42.  The Government did not dispute that the applicant spent the whole night at the police station, however, they claimed that she did so of her own free volition. The Court has already established that the applicant's stay at the police station was not voluntary, the Court thus considers that the Government had failed to refute the applicant's assertions that she was subjected to a degrading treatment.

43.  In the light of the above, the Court finds that there has therefore been a violation of Article 3 of the Convention.

  1. Procedural limb

(a)   Admissibility


44.  The Government did not raise objections as to the admissibility of this complaint.


45.  The Court notes that this complaint is not manifestly ill-founded within the meaning of Article 35 § 3 (a) of the Convention or inadmissible on any other grounds. It must therefore be declared admissible.

(b)   Merits


46.  The Government submitted that the investigation into the applicant's complaint of ill-treatment was thorough, and no evidence of ill-treatment or unlawful detention was found.


47.  The applicant maintained her complaint.


48.  The Court has already found that the applicant's stay at the police station was not voluntary and that the treatment the applicant sustained was contrary to Article 3 (see paragraph 43 above). The domestic authorities had failed to establish these facts. It follows that the investigation into the applicant's complaint under Article 3 on the domestic level was not sufficiently thorough. The Court also notes that the criminal investigation into the applicant's complaints was on several occasions terminated and then resumed following the applicant's appeals (see paragraphs 22-23 above). The repetition of such remittal orders within one set of proceedings discloses a serious deficiency by itself (see, for example, Spinov v. Ukraine, no. 34331/03, § 56, 27 November 2008).
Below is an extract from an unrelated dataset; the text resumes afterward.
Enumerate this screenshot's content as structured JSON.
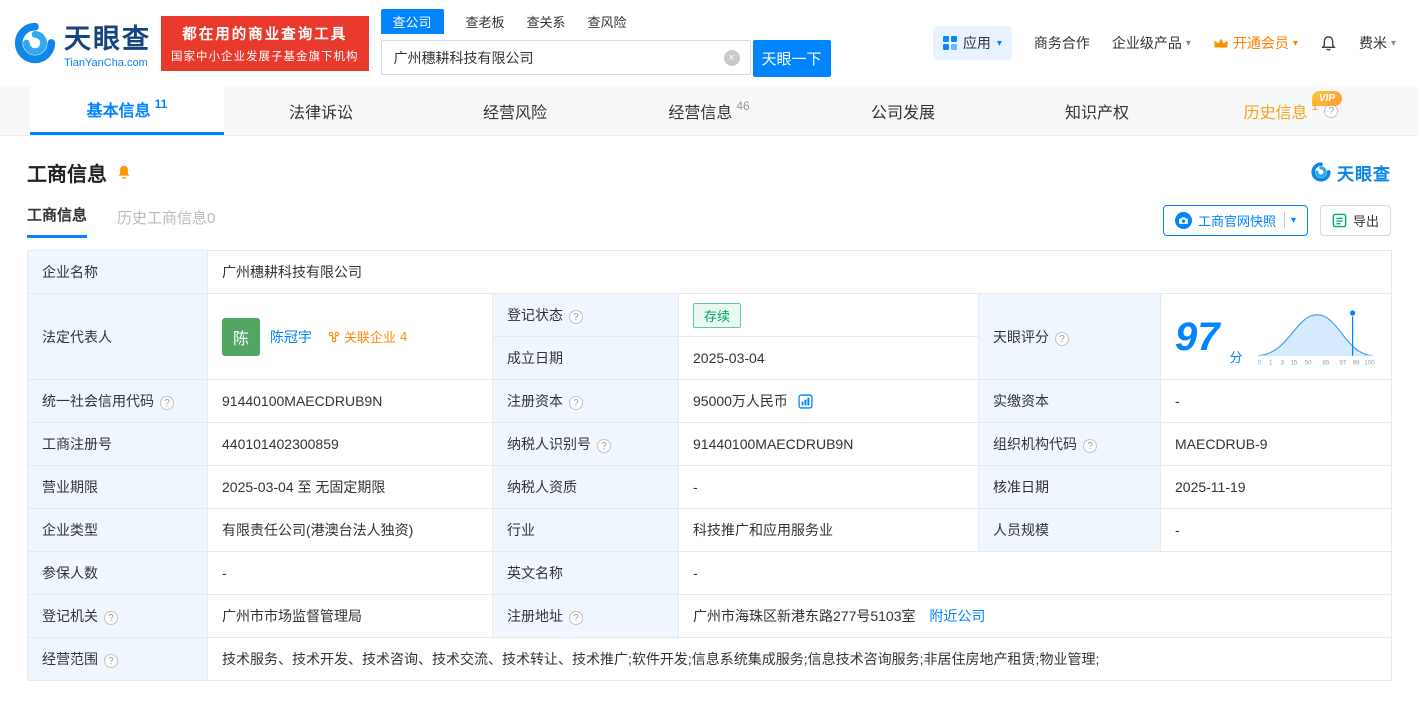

49.  In the light of the above findings, the Court considers that there was also violation of the procedural limb of Article 3.

  1. EVENTS ON 12 MAY 2010


50.  The Court notes that the applicant did not submit any prima facia evidence that her fainting was caused by her interaction with the police. She also did not provide a sufficiently detailed account of events on 12 May 2010. The Court thus considers that this part of the application is manifestly ill-founded and must be rejected in accordance with Article 35 §§ 3 (a) and 4 of the Convention.

APPLICATION OF ARTICLE 41 OF THE CONVENTION


51.  The applicant claimed 16,500 euros (EUR) in respect of non-pecuniary damage and 2,149.36 EUR in respect of legal aid before the Court.


52.  The Government contested these claims.


53.    Ruling on an equitable basis, as required by Article 41 of the Convention, the Court decides it decides to award the applicant EUR 9,750 in respect of non-pecuniary damage. Having regard to the documents in its possession, the Court considers it reasonable to award the applicant EUR 2,149.36 for legal representation before the Court.

FOR THESE REASONS, THE COURT, UNANIMOUSLY,

  1. Declares the complaint under Article 3 in respect of the events on 8-9  May 2010 and the complaint under Articles 5 §§ 1 and 5 of the Convention admissible and the remainder of the application inadmissible;
  2. Holds that there has been a violation of the substantive and procedural limbs of Article 3 of the Convention;
  3. Holds that there has been a violation of Articles 5 §§ 1 and 5 of the Convention;
  4. Holds

(a)  that the respondent State is to pay the applicant, within three months, the following amounts, to be converted into the currency of the respondent State, at the rate applicable at the date of settlement:

(i)  EUR 9,750 (nine thousand seven hundred and fifty euros), plus any tax that may be chargeable, in respect of non-pecuniary damage;

(ii)  EUR 2,149.36 (two thousand one hundred forty-nine euros and thirty-six eurocents), plus any tax that may be chargeable, in respect of expenses for legal aid;

(b)  that from the expiry of the above-mentioned three months until settlement simple interest shall be payable on the above amounts at a rate equal to the marginal lending rate of the European Central Bank during the default period plus three percentage points;

  1. Dismisses the remainder of the applicant's claim for just satisfaction.

Done in English, and notified in writing on 5 October 2023, pursuant to Rule 77 §§ 2 and 3 of the Rules of Court.